Author Response File: Author Response.docx
Reviewer 2 Report
|
Format and Grammer |
L22 |
Spelling, 13 km² |
L40 |
“Since inland water bodies typically located near human populations, they are prone to pollution from intensive human activities and environmental changes.” – Isn’t it the other way around? Human populations are located at water bodies |
L64 |
Grammar, eases |
L93 |
Spelling, 50 km² |
L93 |
Grammar, lakes |
L109 |
Spelling, 13 km² |
Figure 1 |
Different axis sizes between a) and b). Font size of axis b) is too small. Bad quality of axis labels in c) and too small font size. |
Table 1 |
Please include index of band number B1 - B5. They are used in table 2 but are not introduced to the reader. |
L139 |
Grammar, maybe “was set at a maximum altitude of 500 m”? ; Spelling, 500 m |
L179 |
Abbreviation USV is not introduced to the reader.
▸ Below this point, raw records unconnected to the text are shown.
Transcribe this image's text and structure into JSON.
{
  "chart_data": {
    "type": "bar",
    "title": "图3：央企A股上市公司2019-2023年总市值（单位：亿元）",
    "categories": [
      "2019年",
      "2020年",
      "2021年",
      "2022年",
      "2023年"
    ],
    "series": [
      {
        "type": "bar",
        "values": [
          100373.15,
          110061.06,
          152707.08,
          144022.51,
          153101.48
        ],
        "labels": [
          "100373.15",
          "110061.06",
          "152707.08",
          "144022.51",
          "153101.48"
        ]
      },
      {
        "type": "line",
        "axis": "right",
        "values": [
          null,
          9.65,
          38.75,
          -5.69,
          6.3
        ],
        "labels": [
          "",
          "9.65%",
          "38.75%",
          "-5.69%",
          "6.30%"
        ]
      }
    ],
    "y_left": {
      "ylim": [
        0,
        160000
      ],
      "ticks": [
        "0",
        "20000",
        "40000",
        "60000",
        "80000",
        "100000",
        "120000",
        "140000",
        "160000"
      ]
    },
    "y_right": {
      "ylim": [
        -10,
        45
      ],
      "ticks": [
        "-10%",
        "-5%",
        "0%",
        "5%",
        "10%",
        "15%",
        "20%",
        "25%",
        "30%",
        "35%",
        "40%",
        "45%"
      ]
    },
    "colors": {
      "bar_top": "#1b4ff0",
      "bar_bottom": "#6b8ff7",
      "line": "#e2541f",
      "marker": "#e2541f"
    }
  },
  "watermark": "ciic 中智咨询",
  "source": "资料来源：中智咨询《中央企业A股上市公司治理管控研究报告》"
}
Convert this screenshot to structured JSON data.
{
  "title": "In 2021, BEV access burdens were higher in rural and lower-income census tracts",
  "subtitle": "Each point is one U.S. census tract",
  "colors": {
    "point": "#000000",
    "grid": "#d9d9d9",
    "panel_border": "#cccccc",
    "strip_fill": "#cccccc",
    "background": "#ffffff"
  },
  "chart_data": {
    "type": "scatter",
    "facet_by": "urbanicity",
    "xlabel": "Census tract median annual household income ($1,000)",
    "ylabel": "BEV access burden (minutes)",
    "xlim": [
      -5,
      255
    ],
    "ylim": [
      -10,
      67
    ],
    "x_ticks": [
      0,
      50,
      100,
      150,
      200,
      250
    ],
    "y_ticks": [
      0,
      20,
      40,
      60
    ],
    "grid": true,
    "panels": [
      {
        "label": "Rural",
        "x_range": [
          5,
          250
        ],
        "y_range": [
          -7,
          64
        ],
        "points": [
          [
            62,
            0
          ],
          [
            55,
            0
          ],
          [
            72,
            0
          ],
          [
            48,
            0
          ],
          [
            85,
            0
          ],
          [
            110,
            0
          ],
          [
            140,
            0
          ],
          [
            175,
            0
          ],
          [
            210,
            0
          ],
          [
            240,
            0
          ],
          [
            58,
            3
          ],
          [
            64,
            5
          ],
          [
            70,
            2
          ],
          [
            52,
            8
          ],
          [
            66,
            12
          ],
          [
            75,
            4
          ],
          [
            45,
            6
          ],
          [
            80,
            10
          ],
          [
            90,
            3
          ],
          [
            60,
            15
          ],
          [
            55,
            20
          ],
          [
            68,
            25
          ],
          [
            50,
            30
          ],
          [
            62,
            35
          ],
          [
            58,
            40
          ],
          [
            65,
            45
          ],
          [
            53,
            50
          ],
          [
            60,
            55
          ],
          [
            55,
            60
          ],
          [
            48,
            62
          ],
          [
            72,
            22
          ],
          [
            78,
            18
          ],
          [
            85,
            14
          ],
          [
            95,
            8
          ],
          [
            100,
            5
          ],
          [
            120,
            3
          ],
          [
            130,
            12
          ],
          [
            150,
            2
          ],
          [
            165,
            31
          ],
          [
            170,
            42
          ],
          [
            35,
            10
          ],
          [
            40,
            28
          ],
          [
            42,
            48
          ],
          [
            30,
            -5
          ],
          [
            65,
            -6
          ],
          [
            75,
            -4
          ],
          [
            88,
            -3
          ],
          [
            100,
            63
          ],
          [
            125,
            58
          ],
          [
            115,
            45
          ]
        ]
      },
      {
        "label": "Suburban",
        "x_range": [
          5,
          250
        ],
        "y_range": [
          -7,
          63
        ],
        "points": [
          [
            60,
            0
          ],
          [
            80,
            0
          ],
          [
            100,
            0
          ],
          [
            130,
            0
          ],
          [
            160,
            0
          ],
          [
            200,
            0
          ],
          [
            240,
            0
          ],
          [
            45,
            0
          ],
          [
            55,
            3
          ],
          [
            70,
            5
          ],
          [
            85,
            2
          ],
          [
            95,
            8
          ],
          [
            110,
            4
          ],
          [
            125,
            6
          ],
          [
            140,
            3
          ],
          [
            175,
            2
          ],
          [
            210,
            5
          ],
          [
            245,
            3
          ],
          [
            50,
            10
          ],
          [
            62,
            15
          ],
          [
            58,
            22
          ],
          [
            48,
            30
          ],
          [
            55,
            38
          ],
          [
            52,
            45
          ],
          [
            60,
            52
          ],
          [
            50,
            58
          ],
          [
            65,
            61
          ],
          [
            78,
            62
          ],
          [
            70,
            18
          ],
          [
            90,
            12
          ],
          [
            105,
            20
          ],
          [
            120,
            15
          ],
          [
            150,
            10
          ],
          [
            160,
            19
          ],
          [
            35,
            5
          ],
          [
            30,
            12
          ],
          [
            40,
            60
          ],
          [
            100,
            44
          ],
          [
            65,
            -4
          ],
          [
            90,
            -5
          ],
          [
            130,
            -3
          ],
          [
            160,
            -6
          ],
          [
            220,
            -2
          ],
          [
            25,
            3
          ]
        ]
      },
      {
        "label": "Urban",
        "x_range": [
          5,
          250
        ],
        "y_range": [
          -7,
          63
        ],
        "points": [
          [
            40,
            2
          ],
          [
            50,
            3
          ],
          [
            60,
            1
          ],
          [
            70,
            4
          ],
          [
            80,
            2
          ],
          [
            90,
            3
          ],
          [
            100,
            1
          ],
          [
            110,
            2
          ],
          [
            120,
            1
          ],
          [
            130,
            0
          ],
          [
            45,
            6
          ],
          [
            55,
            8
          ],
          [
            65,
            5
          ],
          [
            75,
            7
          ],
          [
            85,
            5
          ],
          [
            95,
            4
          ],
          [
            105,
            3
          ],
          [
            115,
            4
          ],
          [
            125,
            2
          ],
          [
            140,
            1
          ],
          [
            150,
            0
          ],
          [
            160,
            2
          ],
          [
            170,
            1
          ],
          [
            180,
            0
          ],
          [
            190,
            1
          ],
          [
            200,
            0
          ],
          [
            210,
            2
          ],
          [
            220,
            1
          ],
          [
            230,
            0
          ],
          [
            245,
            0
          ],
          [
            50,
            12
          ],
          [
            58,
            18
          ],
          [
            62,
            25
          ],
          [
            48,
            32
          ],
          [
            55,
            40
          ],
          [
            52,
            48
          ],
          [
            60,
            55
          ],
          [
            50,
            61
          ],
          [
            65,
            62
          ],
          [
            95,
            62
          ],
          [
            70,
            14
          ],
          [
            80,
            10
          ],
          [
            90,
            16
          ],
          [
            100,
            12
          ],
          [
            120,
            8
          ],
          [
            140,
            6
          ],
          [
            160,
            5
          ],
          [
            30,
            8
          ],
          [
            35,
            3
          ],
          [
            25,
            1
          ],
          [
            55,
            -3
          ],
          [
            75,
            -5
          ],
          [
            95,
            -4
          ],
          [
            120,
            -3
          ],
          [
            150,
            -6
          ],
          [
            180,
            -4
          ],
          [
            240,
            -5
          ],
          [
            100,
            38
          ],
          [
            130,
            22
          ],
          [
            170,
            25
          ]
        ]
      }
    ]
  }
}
In the introduction in line 165 it is also not mentioned that an USV is used for data collecting. |
L177 to L184 |
Do you collect all water samples of the 20 measuring sites in two 2.5-liter bottles or do you have 20 samples? |
L238 |
It is difficult for the reader to link this section to the measurement methods in section 2.2.2. |
L264 |
Grammar, bands |
L269 |
Wrong section numbering |
L270 |
Machine Learning Models |
L298 |
Neuronal Network Models |
Figure 7 |
There is not connection between the figure and the descriptions in the section. The abbreviations in the figure are not introduced. |
Table 2 |
Layout is not suitable. Maybe use bars between formular and index to mark the three sections of the table. |
L351 |
Spelling: R² |
L382 to 389 |
The types of classes introduced to the reader will not be used in further analysis. Do the reader really need this information? |
L402 |
Which data do you use for the pearson correlation analysis? Do you use the whole multispectral data? |
Further Comments:
Interesting to read, however some comments:
General:
The individual chapters of the paper (after chapter 1) would benefit from a short introduction at the beginning explaining the subsequent structure and argumentation of the text.
Section 2.3:
This section should be reworked. In general, the explanations are missing some details in order to fully understand the topics and those you provide do not exactly match with literature terms. Furthermore, the most part of the section introduces the general topic but doesn’t provide the reader with detailed information about your model architecture and the processing workflow.
Section 3.1:
There is no explanation how the 20 measurement areas are transformed to the Max, Min, Mean and SD-Values in table 3. Although you miss to make clear which type of in-situ water data collection from section 2.2.2 belongs to the tables 3 and 4 so the reader isn’t introduced and must go back to section 2.2.2.
Author Response
Please refer to the uploaded file.
Author Response File: Author Response.docx
Round 2
Reviewer 1 Report
Authors have made necessary changes and the quality have been improved.